Laper­rine, le com­man­dant du Ter­ri­toire des Oasis dont le Hog­gar va désor­mais dépendre, est un grand ami de Frère Charles et il lui écrit pour lui pro­po­ser d’y venir.

Le père de Foucauld explore le sud algérienFrère Charles accepte d’y faire un voyage, il com­mence à apprendre le tama­cheq qui est la langue des Toua­regs et, en dix mois, il va faire cinq mille kilo­mètres sur les pistes qui conduisent au Hog­gar. Pour un peu on croi­rait Frère Charles rede­ve­nu explo­ra­teur comme au temps du Maroc et c’est vrai qu’il explore, mais il est tou­jours Frère Charles, donc avant tout un homme de prière et de fra­ter­ni­té qui cherche par­tout à nouer des liens d’amitié avec les Toua­regs qu’il ren­contre au pas­sage. La tâche est dif­fi­cile, car les Toua­regs n’acceptent la venue des Fran­çais qu’à contre­cœur, ils res­tent farouches et méfiants.

Pour­tant le com­man­dant Laper­rine pro­pose à Frère Charles de quit­ter Béni Abbés pour Taman­ras­set, le grand car­re­four des cara­vanes du Hog­gar. Mous­sa Ag Amas­tane, l’aménokal, c’est-à-dire le chef des Toua­regs du Hog­gar, don­ne­ra lui aus­si son accord à ce pro­jet.

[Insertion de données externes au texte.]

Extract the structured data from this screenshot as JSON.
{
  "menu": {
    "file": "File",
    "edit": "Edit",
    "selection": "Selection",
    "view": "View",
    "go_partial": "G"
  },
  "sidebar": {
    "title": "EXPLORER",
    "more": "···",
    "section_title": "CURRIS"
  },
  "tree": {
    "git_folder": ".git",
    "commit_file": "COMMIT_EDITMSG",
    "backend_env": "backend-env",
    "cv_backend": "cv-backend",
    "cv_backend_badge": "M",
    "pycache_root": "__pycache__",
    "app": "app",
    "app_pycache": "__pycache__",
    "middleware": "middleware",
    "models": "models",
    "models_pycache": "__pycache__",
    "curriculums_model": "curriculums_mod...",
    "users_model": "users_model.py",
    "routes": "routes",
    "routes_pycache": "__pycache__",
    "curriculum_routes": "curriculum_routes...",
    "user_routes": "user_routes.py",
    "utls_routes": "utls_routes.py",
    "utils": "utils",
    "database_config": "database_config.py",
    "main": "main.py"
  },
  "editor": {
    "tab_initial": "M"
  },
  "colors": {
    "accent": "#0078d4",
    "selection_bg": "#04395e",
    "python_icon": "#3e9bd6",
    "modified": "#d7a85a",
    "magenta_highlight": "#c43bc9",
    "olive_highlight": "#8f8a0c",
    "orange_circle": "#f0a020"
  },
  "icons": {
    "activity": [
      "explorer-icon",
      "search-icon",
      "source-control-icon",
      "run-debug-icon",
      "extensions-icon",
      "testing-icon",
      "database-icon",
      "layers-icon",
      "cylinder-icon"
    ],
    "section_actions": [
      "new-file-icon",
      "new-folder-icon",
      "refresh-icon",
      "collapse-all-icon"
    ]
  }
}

Frère Charles hésite. Il s’est tel­le­ment atta­ché à Béni Abbès qu’il n’a pas envie de le quit­ter. Et puis il pense tou­jours à son pro­jet de retour­ner au Maroc. S’il part à Taman­ras­set, il est pro­bable qu’il n’aura plus jamais l’occasion d’y retour­ner. Mais Frère Charles renonce à tous ses pro­jets et à toutes ses pré­fé­rences per­son­nelles. Il n’y a pas de peuple plus iso­lé et plus per­du dans le Saha­ra que les Toua­regs du Hog­gar ; pour Frère Charles, c’est la der­nière place, c’est donc là qu’il faut aller.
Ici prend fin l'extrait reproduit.